By Anders Lorenzen
US President Joe Biden could be at odds with his campaign pledges and what he promised during the COP26 last year.
At a campaign event, before he was elected president in February 2020, Biden said: “And by the way — no more drilling on federal lands, period. Period, period, period.”
But earlier this month, the Biden Administration said it has resumed plans for oil and gas development on federal land – a clear break of the pledge he made while campaigning for president. However, the US government’s plan is to lease fewer acres for drilling than initially proposed, charge steeper royalties to oil and gas companies and, assess the climate impacts of those activities.
Reckless failure of climate leadership
Not surprisingly, the U-turn by Biden has not been warmly received by green groups and activists. But it was praised by oil industry groups, who also still called on the US government to go further. And many climate advocates, including the Secretary-General of the UN Antonio Guterres, are concerned that we are now disregarding the climate crisis in the wake of the horrific events in Ukraine.

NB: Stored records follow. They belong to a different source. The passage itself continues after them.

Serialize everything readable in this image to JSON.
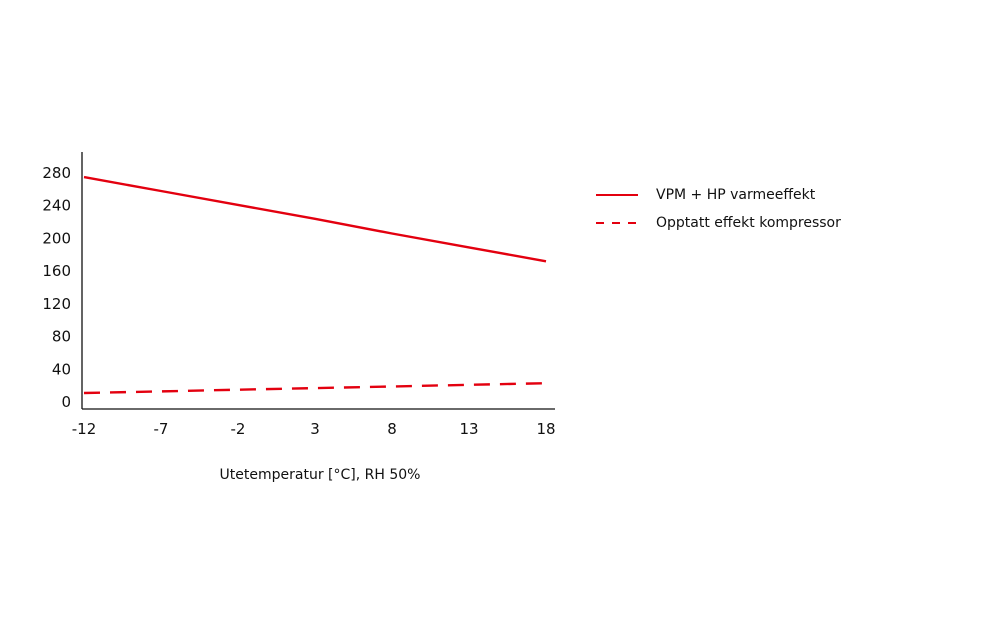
{
  "chart_data": {
    "type": "line",
    "title": "",
    "xlabel": "Utetemperatur [°C], RH 50%",
    "ylabel": "",
    "x": [
      -12,
      -7,
      -2,
      3,
      8,
      13,
      18
    ],
    "x_tick_labels": [
      "-12",
      "-7",
      "-2",
      "3",
      "8",
      "13",
      "18"
    ],
    "y_ticks": [
      0,
      40,
      80,
      120,
      160,
      200,
      240,
      280
    ],
    "y_tick_labels": [
      "0",
      "40",
      "80",
      "120",
      "160",
      "200",
      "240",
      "280"
    ],
    "xlim": [
      -12,
      18
    ],
    "ylim": [
      0,
      280
    ],
    "grid": false,
    "legend_position": "right",
    "series": [
      {
        "name": "VPM + HP varmeeffekt",
        "style": "solid",
        "color": "#e3000f",
        "values": [
          275,
          258,
          241,
          224,
          206,
          189,
          172
        ]
      },
      {
        "name": "Opptatt effekt kompressor",
        "style": "dashed",
        "color": "#e3000f",
        "values": [
          11,
          13,
          15,
          17,
          19,
          21,
          23
        ]
      }
    ]
  }
}
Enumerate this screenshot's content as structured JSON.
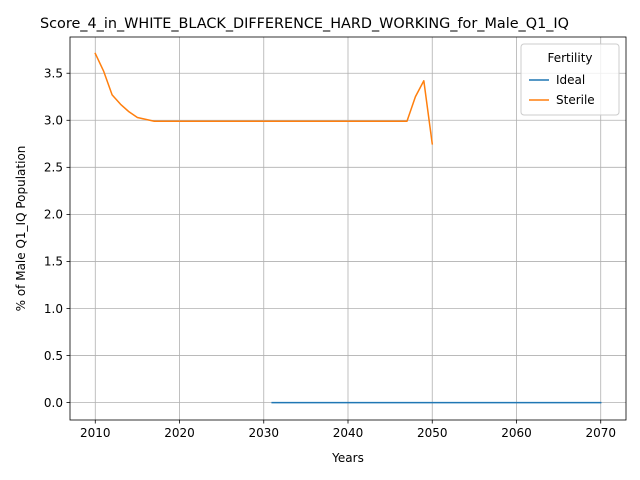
{
  "chart_data": {
    "type": "line",
    "title": "Score_4_in_WHITE_BLACK_DIFFERENCE_HARD_WORKING_for_Male_Q1_IQ",
    "xlabel": "Years",
    "ylabel": "% of Male Q1_IQ Population",
    "xlim": [
      2007,
      2073
    ],
    "ylim": [
      -0.185,
      3.885
    ],
    "xticks": [
      2010,
      2020,
      2030,
      2040,
      2050,
      2060,
      2070
    ],
    "yticks": [
      0.0,
      0.5,
      1.0,
      1.5,
      2.0,
      2.5,
      3.0,
      3.5
    ],
    "xtick_labels": [
      "2010",
      "2020",
      "2030",
      "2040",
      "2050",
      "2060",
      "2070"
    ],
    "ytick_labels": [
      "0.0",
      "0.5",
      "1.0",
      "1.5",
      "2.0",
      "2.5",
      "3.0",
      "3.5"
    ],
    "grid": true,
    "legend": {
      "title": "Fertility",
      "placement": "top-right"
    },
    "series": [
      {
        "name": "Ideal",
        "color": "#1f77b4",
        "x": [
          2031,
          2035,
          2040,
          2045,
          2050,
          2055,
          2060,
          2065,
          2070
        ],
        "y": [
          0.0,
          0.0,
          0.0,
          0.0,
          0.0,
          0.0,
          0.0,
          0.0,
          0.0
        ]
      },
      {
        "name": "Sterile",
        "color": "#ff7f0e",
        "x": [
          2010,
          2011,
          2012,
          2013,
          2014,
          2015,
          2016,
          2017,
          2018,
          2020,
          2025,
          2030,
          2035,
          2040,
          2045,
          2047,
          2048,
          2049,
          2050
        ],
        "y": [
          3.71,
          3.52,
          3.27,
          3.17,
          3.09,
          3.03,
          3.01,
          2.99,
          2.99,
          2.99,
          2.99,
          2.99,
          2.99,
          2.99,
          2.99,
          2.99,
          3.25,
          3.42,
          2.75
        ]
      }
    ]
  }
}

The announcement made by the Biden Administration would make around 144,000 acres available for oil and gas drilling through a series of lease sales.
Randi Spivak, Public lands Director for The Cent for Biological Diversity said: “The Biden administration’s claim that it must hold these lease sales is pure fiction and a reckless failure of climate leadership. It’s as if they’re ignoring the horror of firestorms, floods and megadroughts, and accepting climate catastrophes as business as usual.”
The global surge of rising energy prices and the war in Ukraine prompted Biden to make the U-turn. And the US is not the first country to drastically change its climate and energy policies as a result of these events. They will continue to test the resolve of all the world’s governments` climate and energy policies with regard to how serious they are about climate action in the wake of these crises.